It's not about whether I care about Budweiser, who was trying to buy is irrelevant and like I said I don't even like their beer either. I'm just against the idea that registering a domain is something that entitles you to try to use it to make 15 million on transferring it because you were first and hoped someone with big pockets could buy it from you. It's one thing when your reason for not selling is your legitimate intent/action to actually use the domain but it's another when you blatantly say your reasoning is they have more money they could give you for it. It's not some crazy idea, modern policy at ICANN (who actually owns the domain anyways) agrees this is not how they want domains to be used either and most people in that position nowadays at least feign an attempt to say their reason for not selling was existing personal use even if internally they know it's about trying to get more money for the transfer as they know they'd be at risk of having their registration revoked otherwise.

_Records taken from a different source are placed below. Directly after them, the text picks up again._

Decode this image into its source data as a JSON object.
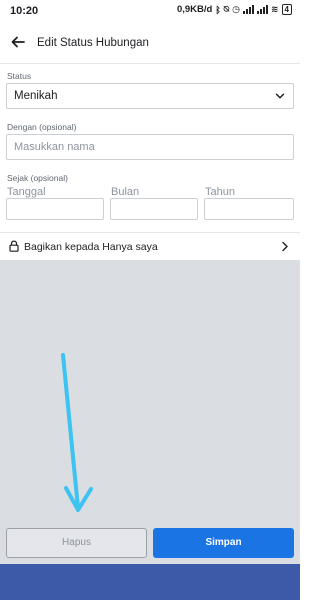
{
  "status_bar": {
    "time": "10:20",
    "speed": "0,9KB/d",
    "battery": "4"
  },
  "header": {
    "title": "Edit Status Hubungan"
  },
  "form": {
    "status_label": "Status",
    "status_value": "Menikah",
    "partner_label": "Dengan (opsional)",
    "partner_placeholder": "Masukkan nama",
    "since_label": "Sejak (opsional)",
    "day_placeholder": "Tanggal",
    "month_placeholder": "Bulan",
    "year_placeholder": "Tahun"
  },
  "privacy": {
    "label": "Bagikan kepada Hanya saya"
  },
  "buttons": {
    "delete_label": "Hapus",
    "save_label": "Simpan"
  },
  "colors": {
    "accent": "#1b74e4",
    "annotation_arrow": "#3cc3f2",
    "bottom_bar": "#3c5aa8",
    "background_gray": "#dadde1"
  }
}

Public resources like domains are tricky. We want them to be used not treated as a get-rich-quick opportunity where people who registered a bunch of generic things try to get millions for sitting on domains. I'm glad in the end this one actually got used but when the story from the source itself gives a completely different reason it's hard to be excited about it regardless how much you care about Budweiser in particular.
In comparison for example (though not specifically domains) "Dwarf Fortress" didn't sell rights to the name because they were actually using it, intended to continue using it, and didn't want to dilute the value they had actually put into the name that made others want to buy it. In the end they made millions of dollars with success of the game's newer launch off that brand identity they had built. That's an inspiring story of not selling a name.